Chen had read about people training birds like parrots or orioles to repeat simple human words. There was a scene about it in a documentary about Shanghai. But that morning, there was only one old man sitting on a jutting rock in the corner, with a bamboo birdcage at his feet. He watched as a tiny sparrow skipped out of the open cage and then hopped about on the ground, flapping its wings. It was strange. The bird could fly away, but the old man was watching it, completely at ease, as if the bird were attached to him by an invisible string.
This was the bird corner, there was no mistaking it, but Old Hunter wasn’t there yet. Chen lit a cigarette and continued watching. The old man grinned a toothless grin, his shriveled face like a worn-out walnut, nodding as a proud master of the bird.
Chen, seized by an inexplicable impulse, pulled out his notebook. This wasn’t a morning for poetry, but the impulse could be gone in a minute. He wrote furiously.
The little sparrow hops in / and out the tiny door / of the dainty bamboo cage, / parading about in dust, / its wings rigorously disciplined, / capable nevermore of flying, / but only of flapping at the air. // A world of self-sufficient, self-containing, barred enclosure- / with rice, water, vegetables, / and light fresh air… enough / for its survival. What’s the point / of its breaking out, alone, / into the unknown? // Cheerful, it peeks back / at its aged benevolent master / with his face shriveled / into a walnut of satisfied smile. / A flash of the sparrow’s wing / in the light. History keeps / depositing into the forgotten corner / of the park. What is meaningful / means only here and now, / in the little bird’s ecstatic jump / under his blurred gaze…

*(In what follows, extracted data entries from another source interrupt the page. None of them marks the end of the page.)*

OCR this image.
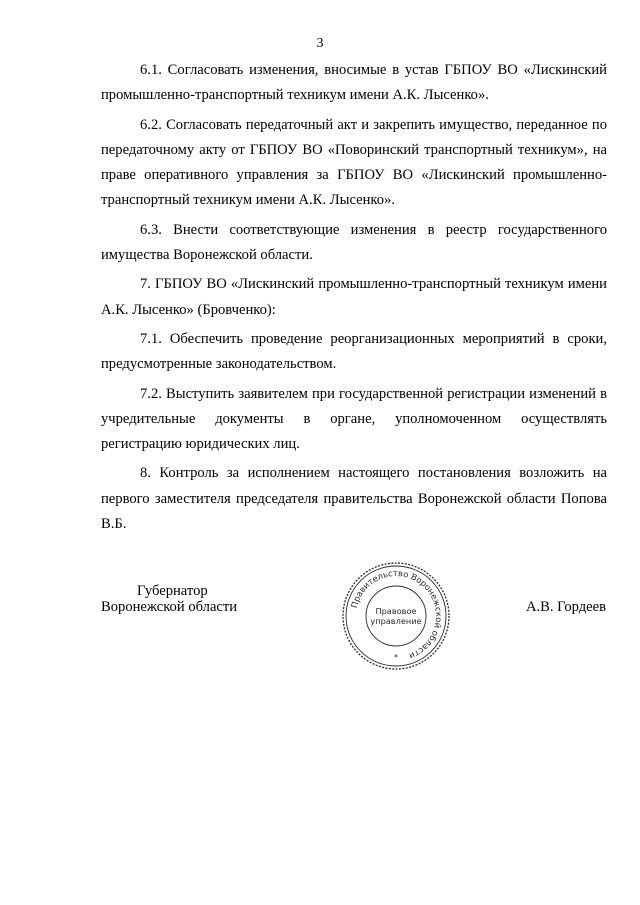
3

6.1. Согласовать изменения, вносимые в устав ГБПОУ ВО «Лискинский промышленно-транспортный техникум имени А.К. Лысенко».

6.2. Согласовать передаточный акт и закрепить имущество, переданное по передаточному акту от ГБПОУ ВО «Поворинский транспортный техникум», на праве оперативного управления за ГБПОУ ВО «Лискинский промышленно-транспортный техникум имени А.К. Лысенко».

6.3. Внести соответствующие изменения в реестр государственного имущества Воронежской области.

7. ГБПОУ ВО «Лискинский промышленно-транспортный техникум имени А.К. Лысенко» (Бровченко):

7.1. Обеспечить проведение реорганизационных мероприятий в сроки, предусмотренные законодательством.

7.2. Выступить заявителем при государственной регистрации изменений в учредительные документы в органе, уполномоченном осуществлять регистрацию юридических лиц.

8. Контроль за исполнением настоящего постановления возложить на первого заместителя председателя правительства Воронежской области Попова В.Б.

Губернатор
Воронежской области	Правительство Воронежской области
Правовое
управление
*
А.В. Гордеев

He wondered how this scene had galvanized him into these lines. Then came the realization. Possibly there was a subconscious parallel between himself and the tamed sparrow-with its clipped wings, hopping around in a pathetic illusion of the infinite azure sky. Had he been that kind of a cop for years?
At about a quarter past six, Old Hunter appeared, sauntering along a trail to the corner, a shiny birdcage in his hand.
“Look at my oriole,” Old Hunter said with a proud chuckle. “I took it to the Suzhou opera theaters before they disappeared, so it speaks with a mix of Suzhou and Shanghai accents.”